JurisprudênciaIA

Superior Tribunal de Justiça

Acórdão

Relator(a)
Ministro Reynaldo Soares da Fonseca
Órgão julgador
Quinta Turma
Data do julgamento
12/03/2024
Data de publicação
18/03/2024

STJ – Acórdão, Rel. Ministro Reynaldo Soares da Fonseca, Quinta Turma, j. 12/03/2024, p. 18/03/2024

Ementa

AGRAVO REGIMENTAL NO HABEAS CORPUS SUBSTITUTIVO DE RECURSO PRÓPRIO. TRÁFICO DE DROGAS. DOSIMETRIA. REDUTOR PREVISTO NO ART. 33, § 4º, DA LEI N. 11.343/2006. INVIABILIDADE. PACIENTE QUE É REINCIDENTE. AUSÊNCIA DE REQUISITO EXIGIDO EM LEI. PRECEDENTES. REGIME INICIAL FECHADO E NEGATIVA DE SUBSTITUIÇÃO DA PENA PRIVATIVA DE LIBERDADE POR MEDIDAS RESTRITIVAS DE DIREITOS MANTIDOS. QUANTUM DE PENA E REINCIDÊNCIA. AGRAVO REGIMENTAL NÃO PROVIDO. 1. Nos termos do art. 33, § 4º, da Lei n. 11.343/2006, os condenados pelo crime de tráfico de drogas terão a pena reduzida, de um sexto a dois terços, quando forem reconhecidamente primários, possuírem bons antecedentes e não se dedicarem a atividades criminosas ou integrarem organização criminosa. 2. Não verifico nenhuma ilegalidade a ser sanada na negativa de reconhecimento do tráfico privilegiado ao paciente, ante a ausência do primeiro requisito cumulativo exigido em Lei, que é a primariedade.
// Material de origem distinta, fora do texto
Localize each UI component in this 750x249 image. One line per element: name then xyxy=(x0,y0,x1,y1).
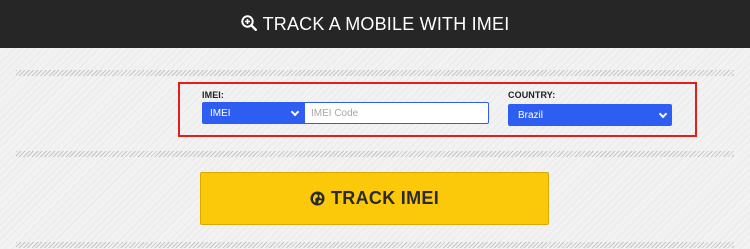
country-select[interactable]: Brazil xyxy=(508,104,672,126)
page-title: TRACK A MOBILE WITH IMEI xyxy=(262,13,510,34)
divider xyxy=(16,70,734,76)
page-header: TRACK A MOBILE WITH IMEI xyxy=(0,0,750,48)
track-imei-label: TRACK IMEI xyxy=(331,188,439,208)
divider xyxy=(16,242,734,248)
country-label: COUNTRY: xyxy=(508,90,556,100)
globe-icon xyxy=(310,191,325,206)
imei-label: IMEI: xyxy=(202,90,224,100)
track-imei-button[interactable]: TRACK IMEI xyxy=(200,172,549,225)
divider xyxy=(16,151,734,157)
country-value: Brazil xyxy=(518,109,544,121)
main-content: IMEI: COUNTRY: IMEI Brazil TRACK IMEI xyxy=(0,48,750,249)
zoom-search-icon xyxy=(240,15,257,31)
imei-type-value: IMEI xyxy=(210,107,231,119)
chevron-down-icon xyxy=(658,109,668,119)
chevron-down-icon xyxy=(290,107,300,117)
imei-type-select[interactable]: IMEI xyxy=(202,102,304,124)
imei-form: IMEI: COUNTRY: IMEI Brazil xyxy=(178,82,697,137)
imei-code-input[interactable] xyxy=(304,102,489,124)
Por oportuno, observo que nos termos da jurisprudência desta Corte Superior, "A reincidência, específica ou não, não se compatibiliza com a causa especial de diminuição de pena prevista § 4.º do art. 33 da Lei n.º 11.343/06, dado que necessário, dentre outros requisitos, seja o agente primário. Tal óbice e a exasperação da pena, na segunda fase, não importam em bis in idem, mas em consequências jurídico-legais distintas de um mesmo instituto" (HC n. 229.340/SP, Rel. Ministra LAURITA VAZ, Quinta Turma, julgado em 5/9/2013, DJe 11/9/2013). Desse modo, qualquer tipo de reincidência impede a aplicação do referido benefício. 3. Inalterado o montante da sanção e considerando-se a reincidência do paciente, fica mantido o regime inicial fechado e a negativa de substituição da reprimenda, por expressa determinação legal, nos termos do art. 33, § 2º, alínea "b", e art. 44, I, ambos do Código Penal. 4. Agravo regimental não provido. (AgRg no HC n. 892.275/SP, relator Ministro Reynaldo Soares da Fonseca, Quinta Turma, julgado em 12/3/2024, DJe de 18/3/2024.)